The world’s most advanced open translation site, Google Translate, just expanded its lead on its competitors.
Amharic, Kurmanji Kurdish, Luxembourgish, Samoan, Scottish Gaelic, Shona, Sindhi, Pashto, Corsican, Frisian, Kyrgyz (4.3 million speakers), Hawaiian and Xhosa (8.2 million speakers) will all be available for two-way translation in English, adding 120 million more people to the global population who can utilize the service.
Google Translate relies on a combination of curated digital content and a community of volunteers to lay the foundation for translations. The languages will reportedly be added over the next few days.
“As we scan the Web for billions of already translated texts, we use machine learning to identify statistical patterns at enormous scale, so our machines can ‘learn’ the language,” said Sveta Kelman, Senior Program Manager at Google Translate.
The additions of Sindhi (70 million speakers) and Pashto (40 million speakers) brings Google Translate to the attention of tens of millions of Pakistanis and Afghans. Amharic (22 million speakers) is the leading Semitic language after Standard Arabic and widely spoken in Ethiopia. Kurmanji Kurdish is the primary dialect of Kurds in Northern Iraq, Syria and Turkey, while Shona is spoken by maybe as many as 15 million people in and around Zimbabwe.
There are still several major languages the service does not yet offer, such as Ethiopian languages Tigrinya and Tigre, the Kurdish dialect of Sorani, the Indian language Odia, and several Chinese languages including Hong Kong’s primary tongue Cantonese.
Scottish Gaelic joins Irish Gaelic in that family of infrequently spoken yet national languages, while Luxembourgish, Corsican and Frisian add three minor but niche Western European languages to Google Translate’s repertoire. Google is playing catch-up on Kyrgyz, which is offered by Russian search engine service Yandex Translate. Xhosa is widely spoken in South Africa while Samoan and Hawaiian are major minority languages in the United States’ Pacific islands (guess which ones).

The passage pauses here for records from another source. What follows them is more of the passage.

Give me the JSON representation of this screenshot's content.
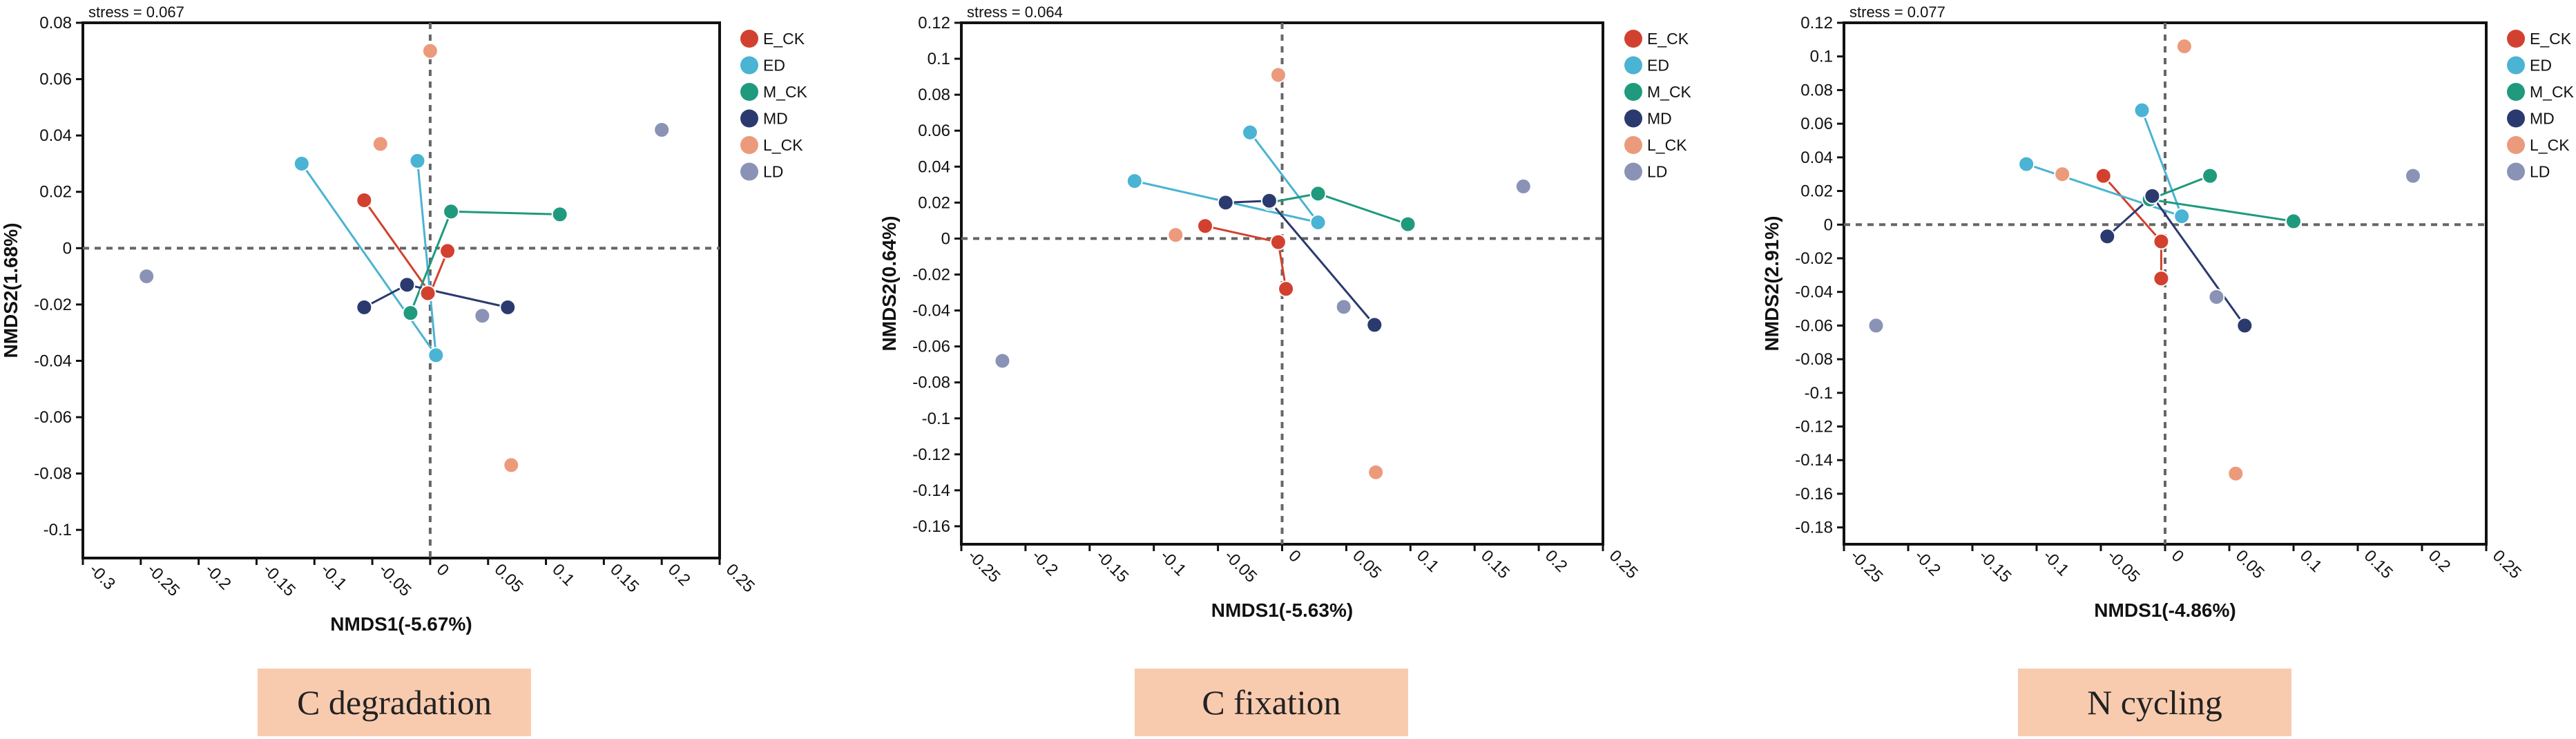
{
  "colors": {
    "E_CK": "#d2412f",
    "ED": "#4bb3d3",
    "M_CK": "#1f9a7c",
    "MD": "#2b3a6e",
    "L_CK": "#ec9a7c",
    "LD": "#8a93b5"
  },
  "chart_data": [
    {
      "type": "scatter",
      "stress_label": "stress = 0.067",
      "xlabel": "NMDS1(-5.67%)",
      "ylabel": "NMDS2(1.68%)",
      "xlim": [
        -0.3,
        0.25
      ],
      "ylim": [
        -0.11,
        0.08
      ],
      "xticks": [
        -0.3,
        -0.25,
        -0.2,
        -0.15,
        -0.1,
        -0.05,
        0,
        0.05,
        0.1,
        0.15,
        0.2,
        0.25
      ],
      "xtick_labels": [
        "-0.3",
        "-0.25",
        "-0.2",
        "-0.15",
        "-0.1",
        "-0.05",
        "0",
        "0.05",
        "0.1",
        "0.15",
        "0.2",
        "0.25"
      ],
      "yticks": [
        0.08,
        0.06,
        0.04,
        0.02,
        0,
        -0.02,
        -0.04,
        -0.06,
        -0.08,
        -0.1
      ],
      "ytick_labels": [
        "0.08",
        "0.06",
        "0.04",
        "0.02",
        "0",
        "-0.02",
        "-0.04",
        "-0.06",
        "-0.08",
        "-0.1"
      ],
      "legend": [
        "E_CK",
        "ED",
        "M_CK",
        "MD",
        "L_CK",
        "LD"
      ],
      "caption": "C degradation",
      "series": [
        {
          "name": "E_CK",
          "centroid": [
            0,
            -0.016
          ],
          "points": [
            [
              -0.057,
              0.017
            ],
            [
              0.015,
              -0.001
            ],
            [
              -0.002,
              -0.016
            ]
          ]
        },
        {
          "name": "ED",
          "centroid": [
            0.005,
            -0.038
          ],
          "points": [
            [
              -0.111,
              0.03
            ],
            [
              -0.011,
              0.031
            ],
            [
              0.005,
              -0.038
            ]
          ]
        },
        {
          "name": "M_CK",
          "centroid": [
            0.018,
            0.013
          ],
          "points": [
            [
              0.018,
              0.013
            ],
            [
              0.112,
              0.012
            ],
            [
              -0.017,
              -0.023
            ]
          ]
        },
        {
          "name": "MD",
          "centroid": [
            -0.02,
            -0.013
          ],
          "points": [
            [
              -0.057,
              -0.021
            ],
            [
              -0.02,
              -0.013
            ],
            [
              0.067,
              -0.021
            ]
          ]
        },
        {
          "name": "L_CK",
          "points": [
            [
              0,
              0.07
            ],
            [
              -0.043,
              0.037
            ],
            [
              0.07,
              -0.077
            ]
          ]
        },
        {
          "name": "LD",
          "points": [
            [
              -0.245,
              -0.01
            ],
            [
              0.2,
              0.042
            ],
            [
              0.045,
              -0.024
            ]
          ]
        }
      ]
    },
    {
      "type": "scatter",
      "stress_label": "stress = 0.064",
      "xlabel": "NMDS1(-5.63%)",
      "ylabel": "NMDS2(0.64%)",
      "xlim": [
        -0.25,
        0.25
      ],
      "ylim": [
        -0.17,
        0.12
      ],
      "xticks": [
        -0.25,
        -0.2,
        -0.15,
        -0.1,
        -0.05,
        0,
        0.05,
        0.1,
        0.15,
        0.2,
        0.25
      ],
      "xtick_labels": [
        "-0.25",
        "-0.2",
        "-0.15",
        "-0.1",
        "-0.05",
        "0",
        "0.05",
        "0.1",
        "0.15",
        "0.2",
        "0.25"
      ],
      "yticks": [
        0.12,
        0.1,
        0.08,
        0.06,
        0.04,
        0.02,
        0,
        -0.02,
        -0.04,
        -0.06,
        -0.08,
        -0.1,
        -0.12,
        -0.14,
        -0.16
      ],
      "ytick_labels": [
        "0.12",
        "0.1",
        "0.08",
        "0.06",
        "0.04",
        "0.02",
        "0",
        "-0.02",
        "-0.04",
        "-0.06",
        "-0.08",
        "-0.1",
        "-0.12",
        "-0.14",
        "-0.16"
      ],
      "legend": [
        "E_CK",
        "ED",
        "M_CK",
        "MD",
        "L_CK",
        "LD"
      ],
      "caption": "C fixation",
      "series": [
        {
          "name": "E_CK",
          "centroid": [
            -0.003,
            -0.002
          ],
          "points": [
            [
              -0.06,
              0.007
            ],
            [
              -0.003,
              -0.002
            ],
            [
              0.003,
              -0.028
            ]
          ]
        },
        {
          "name": "ED",
          "centroid": [
            0.028,
            0.009
          ],
          "points": [
            [
              -0.115,
              0.032
            ],
            [
              -0.025,
              0.059
            ],
            [
              0.028,
              0.009
            ]
          ]
        },
        {
          "name": "M_CK",
          "centroid": [
            0.028,
            0.025
          ],
          "points": [
            [
              0.028,
              0.025
            ],
            [
              0.098,
              0.008
            ],
            [
              -0.01,
              0.02
            ]
          ]
        },
        {
          "name": "MD",
          "centroid": [
            -0.01,
            0.021
          ],
          "points": [
            [
              -0.044,
              0.02
            ],
            [
              -0.01,
              0.021
            ],
            [
              0.072,
              -0.048
            ]
          ]
        },
        {
          "name": "L_CK",
          "points": [
            [
              -0.003,
              0.091
            ],
            [
              -0.083,
              0.002
            ],
            [
              0.073,
              -0.13
            ]
          ]
        },
        {
          "name": "LD",
          "points": [
            [
              -0.218,
              -0.068
            ],
            [
              0.188,
              0.029
            ],
            [
              0.048,
              -0.038
            ]
          ]
        }
      ]
    },
    {
      "type": "scatter",
      "stress_label": "stress = 0.077",
      "xlabel": "NMDS1(-4.86%)",
      "ylabel": "NMDS2(2.91%)",
      "xlim": [
        -0.25,
        0.25
      ],
      "ylim": [
        -0.19,
        0.12
      ],
      "xticks": [
        -0.25,
        -0.2,
        -0.15,
        -0.1,
        -0.05,
        0,
        0.05,
        0.1,
        0.15,
        0.2,
        0.25
      ],
      "xtick_labels": [
        "-0.25",
        "-0.2",
        "-0.15",
        "-0.1",
        "-0.05",
        "0",
        "0.05",
        "0.1",
        "0.15",
        "0.2",
        "0.25"
      ],
      "yticks": [
        0.12,
        0.1,
        0.08,
        0.06,
        0.04,
        0.02,
        0,
        -0.02,
        -0.04,
        -0.06,
        -0.08,
        -0.1,
        -0.12,
        -0.14,
        -0.16,
        -0.18
      ],
      "ytick_labels": [
        "0.12",
        "0.1",
        "0.08",
        "0.06",
        "0.04",
        "0.02",
        "0",
        "-0.02",
        "-0.04",
        "-0.06",
        "-0.08",
        "-0.1",
        "-0.12",
        "-0.14",
        "-0.16",
        "-0.18"
      ],
      "legend": [
        "E_CK",
        "ED",
        "M_CK",
        "MD",
        "L_CK",
        "LD"
      ],
      "caption": "N cycling",
      "series": [
        {
          "name": "E_CK",
          "centroid": [
            -0.003,
            -0.01
          ],
          "points": [
            [
              -0.048,
              0.029
            ],
            [
              -0.003,
              -0.01
            ],
            [
              -0.003,
              -0.032
            ]
          ]
        },
        {
          "name": "ED",
          "centroid": [
            0.013,
            0.005
          ],
          "points": [
            [
              -0.108,
              0.036
            ],
            [
              -0.018,
              0.068
            ],
            [
              0.013,
              0.005
            ]
          ]
        },
        {
          "name": "M_CK",
          "centroid": [
            -0.012,
            0.015
          ],
          "points": [
            [
              0.035,
              0.029
            ],
            [
              0.1,
              0.002
            ],
            [
              -0.012,
              0.015
            ]
          ]
        },
        {
          "name": "MD",
          "centroid": [
            -0.01,
            0.017
          ],
          "points": [
            [
              -0.045,
              -0.007
            ],
            [
              -0.01,
              0.017
            ],
            [
              0.062,
              -0.06
            ]
          ]
        },
        {
          "name": "L_CK",
          "points": [
            [
              0.015,
              0.106
            ],
            [
              -0.08,
              0.03
            ],
            [
              0.055,
              -0.148
            ]
          ]
        },
        {
          "name": "LD",
          "points": [
            [
              -0.225,
              -0.06
            ],
            [
              0.193,
              0.029
            ],
            [
              0.04,
              -0.043
            ]
          ]
        }
      ]
    }
  ]
}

The pace at which Google adds more languages will depend on how quickly they can digitize physical sources, get access to already digital texts and collect volunteers to join different communities among their volunteers.
As Kelman said in Google Translate’s official announcement earlier today, “As already existing documents can’t cover the breadth of a language, we also rely on people like you in Translate Community to help improve current Google Translate languages and add new ones.”